En habitaciones infantiles, la seguridad debe estar por encima del resultado decorativo. Evita colocar una cama infantil justo bajo una ventana practicable, especialmente si el niño puede subirse al alféizar o manipular el cierre.
Si se trata de una habitación juvenil, revisa el sistema de apertura, instala los dispositivos de seguridad que correspondan y evita utilizar la cama, una cómoda o una mesilla como elemento para trepar.

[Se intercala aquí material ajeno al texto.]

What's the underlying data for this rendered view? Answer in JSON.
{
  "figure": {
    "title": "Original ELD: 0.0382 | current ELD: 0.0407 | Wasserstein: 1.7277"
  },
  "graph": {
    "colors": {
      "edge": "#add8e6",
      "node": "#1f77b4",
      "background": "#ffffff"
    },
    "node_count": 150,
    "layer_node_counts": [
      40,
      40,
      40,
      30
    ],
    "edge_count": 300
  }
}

Camas debajo de la ventana y feng shui
Según el feng shui, la cabecera bajo una ventana se considera menos protectora que una pared sólida, porque la ventana se interpreta como una zona de movimiento y entrada de energía.
Es una creencia decorativa, no una norma técnica, pero puede servir como criterio personal.

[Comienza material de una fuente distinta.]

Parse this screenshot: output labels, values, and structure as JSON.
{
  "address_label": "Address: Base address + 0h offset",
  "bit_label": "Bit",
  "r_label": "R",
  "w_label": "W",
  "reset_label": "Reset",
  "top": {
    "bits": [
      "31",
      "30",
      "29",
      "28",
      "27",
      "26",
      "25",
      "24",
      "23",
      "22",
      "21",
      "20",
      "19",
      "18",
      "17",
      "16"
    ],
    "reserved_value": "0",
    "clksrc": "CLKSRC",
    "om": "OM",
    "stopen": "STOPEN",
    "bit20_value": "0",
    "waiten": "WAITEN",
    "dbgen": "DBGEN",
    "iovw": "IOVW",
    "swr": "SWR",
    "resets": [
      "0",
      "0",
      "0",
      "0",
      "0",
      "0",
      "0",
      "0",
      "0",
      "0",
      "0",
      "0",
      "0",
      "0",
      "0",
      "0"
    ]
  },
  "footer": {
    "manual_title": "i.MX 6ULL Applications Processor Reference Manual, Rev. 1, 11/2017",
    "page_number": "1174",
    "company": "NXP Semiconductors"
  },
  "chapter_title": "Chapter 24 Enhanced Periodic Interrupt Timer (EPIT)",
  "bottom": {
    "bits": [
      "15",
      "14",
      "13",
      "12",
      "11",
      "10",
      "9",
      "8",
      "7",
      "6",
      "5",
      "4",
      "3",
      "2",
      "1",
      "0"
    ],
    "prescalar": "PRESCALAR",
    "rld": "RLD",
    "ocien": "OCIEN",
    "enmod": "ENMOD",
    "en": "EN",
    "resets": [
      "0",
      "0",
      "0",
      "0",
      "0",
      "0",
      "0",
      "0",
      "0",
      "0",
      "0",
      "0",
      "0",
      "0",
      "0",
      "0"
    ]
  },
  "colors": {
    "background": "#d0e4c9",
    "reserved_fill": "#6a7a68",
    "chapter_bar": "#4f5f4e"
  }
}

Si te preocupa este enfoque y no tienes otra distribución posible, utiliza un cabecero sólido de altura moderada, cortinas con cuerpo y una composición que no alinee directamente la cama con la puerta. Lo importante es que el resultado te transmita calma y seguridad.
Checklist antes de mover la cama
- Mide la altura del alféizar y la trayectoria de apertura.
- Comprueba si hay radiador, enchufes o cajas de persiana detrás.
- Revisa posibles corrientes, condensación y ruido exterior.
- Decide cómo controlarás la luz de la mañana.
- Elige un cabecero que no bloquee el cristal.
- Deja espacio para limpiar la ventana y manipular las cortinas.
- En dormitorios infantiles, prioriza siempre los cierres y la prevención de caídas.
En resumen, poner la cama debajo de la ventana puede ser una decisión práctica y muy decorativa cuando se adapta a las características reales del dormitorio.
Una cama baja, un cabecero proporcionado y unos textiles bien elegidos bastan para convertir una distribución que parecía complicada en un rincón acogedor y funcional.